«Cuando deseamos
aquello que disminuye si se le comparte con otros, entonces la envidia atiza en
el corazón de fuego de la melancolía; mientras que si nuestro anhelo se cifra
en el amor de la esfera suprema, no sentiremos ansiedad alguna en el corazón,
porque mientras mayor es ahí el número de los que consideran cualquier bien
como nuestro, es mayor el gozo que cada uno tiene de ese bien, y también se
gana en caridad (…)»
Dante Alighieri – La
Divina Comedia
Son pasadas las ocho de la mañana de un miércoles otoñal
mirando de reojo a un polar invierno, ahí aparece don Hernán Moscoso, guardia encargado de la seguridad de un recinto médico. De corte de
cabello estilo Elvis Presley, patillas curtidas, cortaviento color negro que le
hacen juego a sus guantes de cuero del mismo tono, en la izquierda de su pecho
su credencial que señala su puesto de trabajo. La jornada laboral de don Hernán comienza a las
ocho de la mañana concluyendo a las seis de la tarde. Ahí permanece, el Guardia, conocido
por los que transitan en esa cuadra como: El Guardia Feliz.
Bien puesto tiene el adjetivo “feliz”, porque don Hernán no
sigue el perfil del guardia común; ese templado, parco, serio y cara de pocos
amigos. Menos es de aquellos que están pendientes de su walkie talkie viendo qué
es lo que sucede en el sector que deben resguardar con recelo. Don Hernán permanece parado en la entrada del lugar con una sonrisa permanente. Cada
persona que lo queda mirando se hace merecedora de su saludo afectuoso, algún
comentario sobre el clima, o alguna mención positiva sobre el día en
particular: “Ya es lunes, va quedando poquito” es alguna de las frases que
esboza para reírnos de la ridiculez de ese día, ese lunes que aparece tan
alejado de ese anhelado y apetecido fin de semana. Si se lo saluda de apretón
de manos, don Hernán no repara en despojarse de su guante derecho para
estrecharla, y preguntar a aquel que saluda, el “¿cómo está?”, en este caso, de
manera desinteresada pero atenta.
En una jornada extensa, el guardia feliz, permanece en su
posición constante, parado en el marco de la puerta de ingreso a un servicio de
salud. ¿Qué será lo que él tiene que resguardar? Si es tan sólo un servicio
médico, ¿tendrá algo importante que resguardar ahí? ¿ocultará algo secreto ese
servicio que su personal debe ser resguardado de forma constante? Nunca hemos
podido preguntarnos qué ocultará la labor principal del guardia. Quizás dicho
departamento merezca la atención necesaria, y su cuidado y el velar por la
seguridad de todos en su interior, sea una actividad de suma relevancia.

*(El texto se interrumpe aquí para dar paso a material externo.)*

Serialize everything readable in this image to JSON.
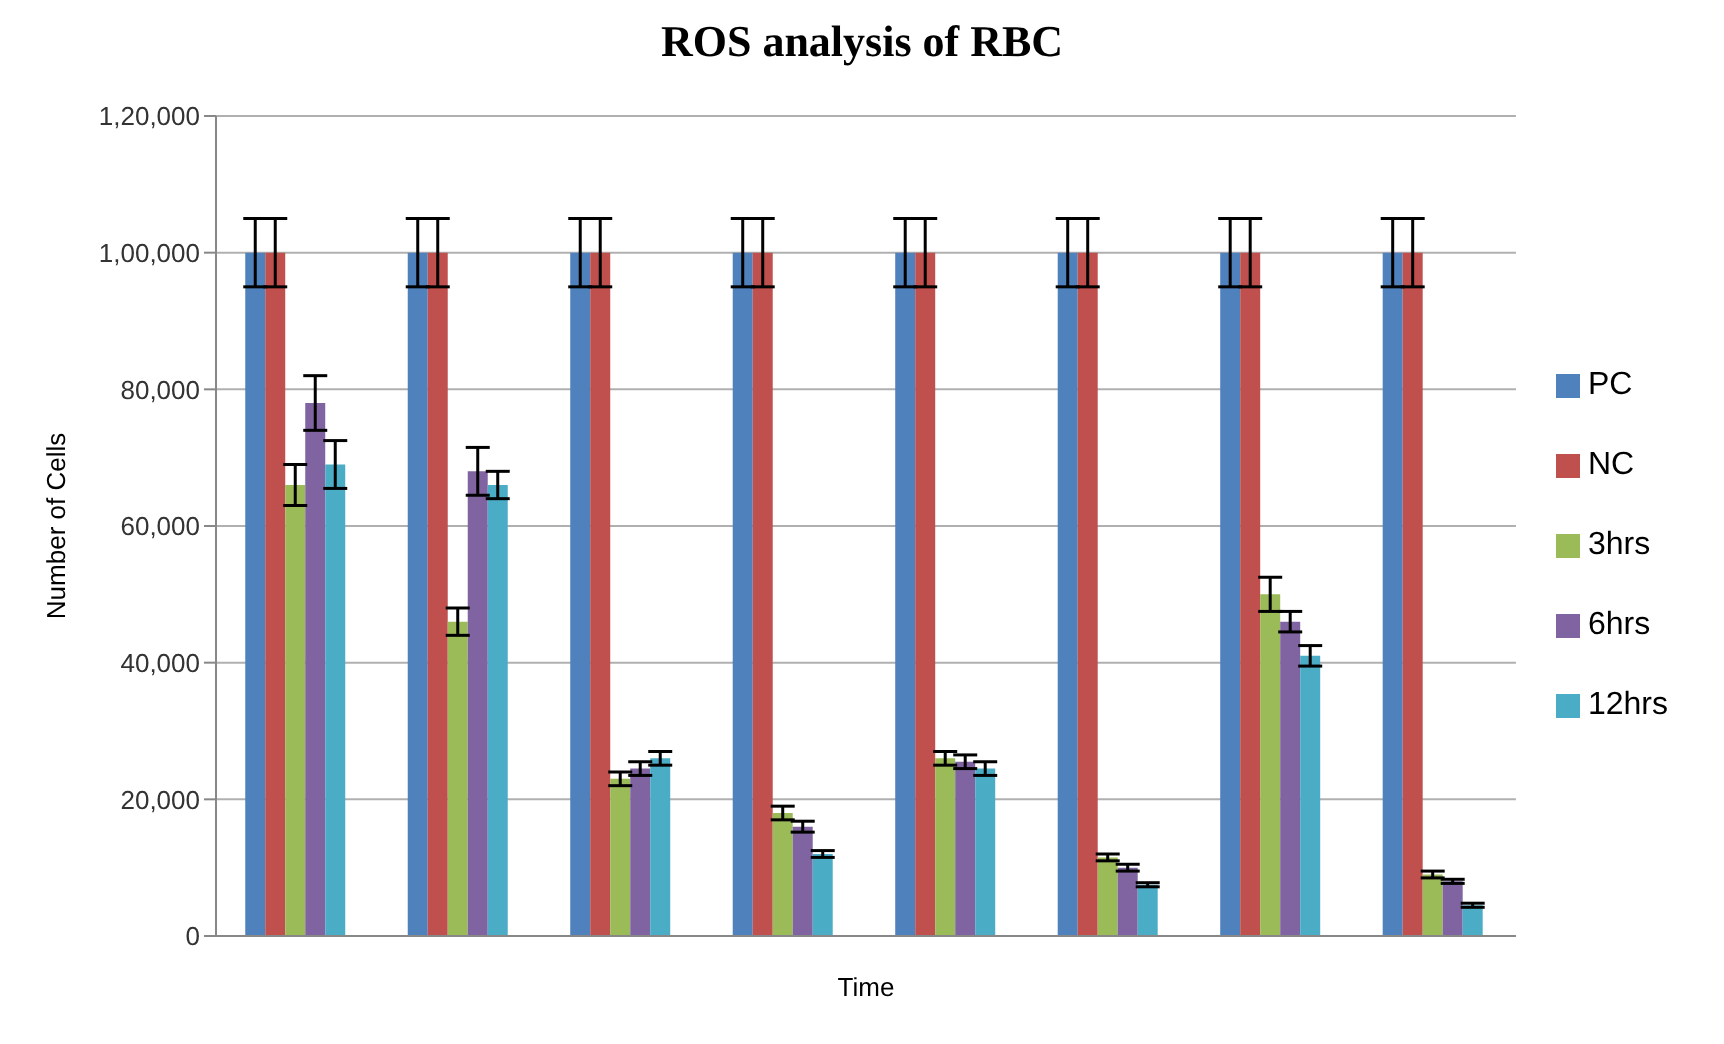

Las horas pasan, las piernas cansan, permanecer parado la
mayor parte de la jornada no debe ser fácil. No todo el común de los mortales
se daría la osadía de permanecer tanto tiempo plantando los dos pies contra el piso manteniendo
la misma posición. Don Hernán sí lo hace, con fuerza de voluntad y, más aún, lo
hace con una sonrisa en el rostro. Todos los días me detengo un par de minutos
para intercambiar ideas con él, nos preguntamos cotidianeidades, además de
hablar de algo de contingencia, donde don Hernán plantea su punto de vista.
¿Qué será lo que don Hernán pensará durante las diez horas
en que permanece parado mirando hacia el frente? Allí sólo tiene la calle, muchos
hechos curiosos y anécdotas en ese escenario. La calle, un paisaje dinámico
desde todo punto de vista. La calle es un verdadero proscenio, uno en que la
obra no encuentra su descanso y que, más bien, consigue territorio fértil.
¿Cuánta gente debe haber pasado por al frente exclamando algo, gritando, riendo
o llorando? ¿Cuántas marchas deben haber ocurrido? ¿Cuántos robos? ¿Cuántas
risas? Es la calle dentro de todo su dinamismo. Es un escenario, una exposición
de todo tipo. Es ese escenario en el cual don Hernán toma palco de forma diaria
y es en ella en que él adquiere el personaje del guardia feliz, un personaje
surrealista dentro de su especie. Don Hernán nuevamente se despide de forma atenta ¡Hasta mañana!